Noreste
El noreste de Mallorca se caracteriza por sus paisajes abiertos, sus pueblos históricos y algunas de las costas más vírgenes de la isla. Desde los pueblos de montaña de Artà y Capdepera hasta los tranquilos tramos costeros de Canyamel y Colònia de Sant Pere, esta es una región que transmite una sensación de amplitud, arraigo y profunda conexión con la naturaleza. Ofrece una faceta más tranquila y auténtica de la vida isleña que sigue atrayendo a quienes buscan belleza sin excesos.
Lo que hace atractivo al noreste es el contraste entre el campo y el mar.

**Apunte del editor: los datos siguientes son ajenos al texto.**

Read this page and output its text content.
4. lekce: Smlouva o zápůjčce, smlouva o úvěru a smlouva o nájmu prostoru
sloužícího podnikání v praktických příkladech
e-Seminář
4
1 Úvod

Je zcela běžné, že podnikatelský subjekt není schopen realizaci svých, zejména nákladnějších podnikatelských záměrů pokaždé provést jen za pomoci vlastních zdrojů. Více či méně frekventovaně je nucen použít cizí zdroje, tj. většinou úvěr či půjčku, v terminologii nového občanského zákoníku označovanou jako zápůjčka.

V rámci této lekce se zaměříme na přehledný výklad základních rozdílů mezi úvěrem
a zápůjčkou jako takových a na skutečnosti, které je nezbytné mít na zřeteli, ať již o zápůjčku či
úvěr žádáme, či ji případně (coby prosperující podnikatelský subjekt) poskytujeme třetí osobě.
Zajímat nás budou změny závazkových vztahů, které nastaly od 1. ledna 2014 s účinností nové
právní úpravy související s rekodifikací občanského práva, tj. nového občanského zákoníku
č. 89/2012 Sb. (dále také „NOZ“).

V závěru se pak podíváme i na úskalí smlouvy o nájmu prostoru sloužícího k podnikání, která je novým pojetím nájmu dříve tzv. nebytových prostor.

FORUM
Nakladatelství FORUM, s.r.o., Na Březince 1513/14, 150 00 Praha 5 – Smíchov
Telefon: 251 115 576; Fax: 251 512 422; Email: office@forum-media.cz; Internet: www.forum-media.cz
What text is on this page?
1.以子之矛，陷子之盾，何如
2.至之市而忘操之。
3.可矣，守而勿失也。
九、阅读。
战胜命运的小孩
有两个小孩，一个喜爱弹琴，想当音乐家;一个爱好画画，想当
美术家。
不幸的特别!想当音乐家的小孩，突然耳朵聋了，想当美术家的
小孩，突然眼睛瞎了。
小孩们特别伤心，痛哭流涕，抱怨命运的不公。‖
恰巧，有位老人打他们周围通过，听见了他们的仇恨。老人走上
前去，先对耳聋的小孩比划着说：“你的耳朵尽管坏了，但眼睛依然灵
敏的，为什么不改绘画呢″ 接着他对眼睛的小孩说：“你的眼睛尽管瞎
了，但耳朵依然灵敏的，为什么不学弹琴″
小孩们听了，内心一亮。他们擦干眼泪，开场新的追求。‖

En el interior, pueblos como Artà y Capdepera conservan una fuerte vida local y un sentido del patrimonio, mientras que las colinas circundantes se abren a amplios paisajes poco urbanizados. A lo largo de la costa, Porto Cristo sigue siendo uno de los pueblos portuarios más auténticos de la isla, con una playa ideal para familias y restaurantes tradicionales frente al mar, mientras que Costa dels Pins y Son Servera ofrecen una vida residencial consolidada cerca del golf y del mar.
Playas como Cala Mesquida, Cala Agulla y Cala Torta siguen siendo algunas de las más impresionantes de la isla, enmarcadas por dunas, terrenos abiertos y aguas cristalinas. Con rutas de senderismo, calas tranquilas y un ritmo de vida más pausado, el noreste ofrece un estilo de vida más discreto y naturalmente bello, ideal tanto para los residentes permanentes como para los propietarios de segundas residencias.